Photo: dapawprint (Flickr)
Have you ever walked into a swarm of insects–gnats, mosquitoes, or one of their many cousins–and then found yourself unable to shake the swarm? You fake left, go right, but the little buggers still hover above. As if it that weren’t bad enough, did you know your head had just become the happening scene, where every hip gnat wants to be–in other words, the insect world’s equivalent of a singles bar?
That’s right, swarms are places for the sexes to meet and greet. The first time an entomologist reported the purpose of swarms was in 1906. Frederick Knab wrote that he’d netted 901 mosquitoes from a swarm, but only 4 were females!

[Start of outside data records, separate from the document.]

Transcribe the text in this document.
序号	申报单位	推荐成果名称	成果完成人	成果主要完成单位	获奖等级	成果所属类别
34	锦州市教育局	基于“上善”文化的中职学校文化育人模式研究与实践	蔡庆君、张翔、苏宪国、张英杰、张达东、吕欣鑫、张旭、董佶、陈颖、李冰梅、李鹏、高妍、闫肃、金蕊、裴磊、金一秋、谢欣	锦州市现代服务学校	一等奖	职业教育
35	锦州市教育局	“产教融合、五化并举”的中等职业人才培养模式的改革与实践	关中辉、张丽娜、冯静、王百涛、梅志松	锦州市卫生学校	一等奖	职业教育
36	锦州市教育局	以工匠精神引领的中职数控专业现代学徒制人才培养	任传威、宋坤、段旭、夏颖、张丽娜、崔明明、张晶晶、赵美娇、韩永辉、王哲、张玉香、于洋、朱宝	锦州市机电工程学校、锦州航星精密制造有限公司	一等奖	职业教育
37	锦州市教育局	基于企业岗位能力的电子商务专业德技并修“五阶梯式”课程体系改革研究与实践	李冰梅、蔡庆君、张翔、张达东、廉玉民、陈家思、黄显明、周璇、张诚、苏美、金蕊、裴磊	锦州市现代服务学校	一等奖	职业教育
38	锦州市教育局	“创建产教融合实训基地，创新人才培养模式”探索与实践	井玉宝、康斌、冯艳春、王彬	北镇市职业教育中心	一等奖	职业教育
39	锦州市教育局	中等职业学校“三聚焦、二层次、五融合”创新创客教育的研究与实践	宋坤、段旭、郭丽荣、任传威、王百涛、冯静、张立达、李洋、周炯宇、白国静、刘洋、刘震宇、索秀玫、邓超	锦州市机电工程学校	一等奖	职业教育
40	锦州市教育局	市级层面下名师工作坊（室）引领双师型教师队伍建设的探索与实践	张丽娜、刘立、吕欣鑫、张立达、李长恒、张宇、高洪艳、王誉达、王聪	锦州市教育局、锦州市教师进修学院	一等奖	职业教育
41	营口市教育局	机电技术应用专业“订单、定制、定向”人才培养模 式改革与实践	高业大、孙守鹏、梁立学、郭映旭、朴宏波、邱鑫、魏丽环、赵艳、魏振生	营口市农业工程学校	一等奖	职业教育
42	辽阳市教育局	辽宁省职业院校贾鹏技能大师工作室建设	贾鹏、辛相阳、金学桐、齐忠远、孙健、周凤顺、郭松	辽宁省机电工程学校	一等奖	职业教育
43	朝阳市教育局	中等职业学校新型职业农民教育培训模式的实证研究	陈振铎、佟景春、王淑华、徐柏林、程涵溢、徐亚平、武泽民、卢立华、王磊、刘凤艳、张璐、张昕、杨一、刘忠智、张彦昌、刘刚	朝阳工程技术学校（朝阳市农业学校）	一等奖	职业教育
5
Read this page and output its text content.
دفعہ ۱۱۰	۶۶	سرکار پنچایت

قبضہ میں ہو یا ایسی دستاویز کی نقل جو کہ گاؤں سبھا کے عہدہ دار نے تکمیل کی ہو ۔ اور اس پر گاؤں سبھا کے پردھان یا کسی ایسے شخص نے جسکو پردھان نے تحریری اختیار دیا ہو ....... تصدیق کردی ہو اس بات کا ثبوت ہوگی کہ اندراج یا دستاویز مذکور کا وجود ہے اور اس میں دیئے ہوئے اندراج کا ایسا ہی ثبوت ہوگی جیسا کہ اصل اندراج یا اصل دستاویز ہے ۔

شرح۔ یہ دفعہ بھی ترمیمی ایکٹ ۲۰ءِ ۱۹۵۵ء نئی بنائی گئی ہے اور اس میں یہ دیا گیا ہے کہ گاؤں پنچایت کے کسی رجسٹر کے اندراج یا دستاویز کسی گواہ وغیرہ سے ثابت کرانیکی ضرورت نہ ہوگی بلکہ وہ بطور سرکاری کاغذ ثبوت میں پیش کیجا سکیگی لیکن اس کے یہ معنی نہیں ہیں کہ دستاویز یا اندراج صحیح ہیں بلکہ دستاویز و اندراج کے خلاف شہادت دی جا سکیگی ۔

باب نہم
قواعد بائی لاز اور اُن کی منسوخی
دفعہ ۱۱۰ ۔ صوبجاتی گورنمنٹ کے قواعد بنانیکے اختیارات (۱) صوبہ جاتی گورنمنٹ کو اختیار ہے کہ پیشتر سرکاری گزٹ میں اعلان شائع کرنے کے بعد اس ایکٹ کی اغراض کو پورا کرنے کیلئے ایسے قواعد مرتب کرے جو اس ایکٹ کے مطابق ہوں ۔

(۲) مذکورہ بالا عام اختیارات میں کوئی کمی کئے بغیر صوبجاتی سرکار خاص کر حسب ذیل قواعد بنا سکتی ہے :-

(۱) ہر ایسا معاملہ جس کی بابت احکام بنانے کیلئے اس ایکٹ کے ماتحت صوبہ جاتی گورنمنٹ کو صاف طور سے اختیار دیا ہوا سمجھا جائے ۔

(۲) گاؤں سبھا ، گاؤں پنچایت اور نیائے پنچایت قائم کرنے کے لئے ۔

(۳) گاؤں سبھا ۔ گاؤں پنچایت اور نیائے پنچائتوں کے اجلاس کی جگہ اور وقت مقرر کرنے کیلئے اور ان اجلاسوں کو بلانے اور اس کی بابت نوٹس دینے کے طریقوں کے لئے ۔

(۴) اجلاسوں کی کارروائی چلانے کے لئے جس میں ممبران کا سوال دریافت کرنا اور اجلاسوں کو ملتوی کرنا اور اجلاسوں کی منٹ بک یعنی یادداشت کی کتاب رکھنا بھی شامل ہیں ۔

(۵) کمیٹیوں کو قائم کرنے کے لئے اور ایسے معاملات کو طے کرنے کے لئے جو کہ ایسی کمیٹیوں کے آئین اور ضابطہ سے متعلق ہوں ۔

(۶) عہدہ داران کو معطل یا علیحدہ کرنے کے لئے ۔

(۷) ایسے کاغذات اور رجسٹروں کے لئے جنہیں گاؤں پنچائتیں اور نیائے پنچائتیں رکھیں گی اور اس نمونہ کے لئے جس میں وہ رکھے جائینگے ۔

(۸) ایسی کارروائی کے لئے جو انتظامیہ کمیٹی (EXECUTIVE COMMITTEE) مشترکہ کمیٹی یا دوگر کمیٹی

Here’s how Knab explained it: males gather around some landmark–a cornstalk, perhaps the head of an unsuspecting human–and wait for eligible females. When a female enters the swarm, the males immediately pick up her flight tone, which is different from theirs. Coupled with one lucky guy, she flies to some protected place to mate.
After their interlude, the female goes to lay her eggs, but the male returns to the swarm, on the outside chance that he’ll get lucky once more. That’s why Knab netted so many more males than females.
Sometimes, these gatherings get quite large. In Germany, in 1807, people saw a huge cloud of smoke billowing over a church. So they called in the fire brigade, only to realize that the dark cloud was actually a swarm of gnats who’d picked the church steeple as their rendezvous.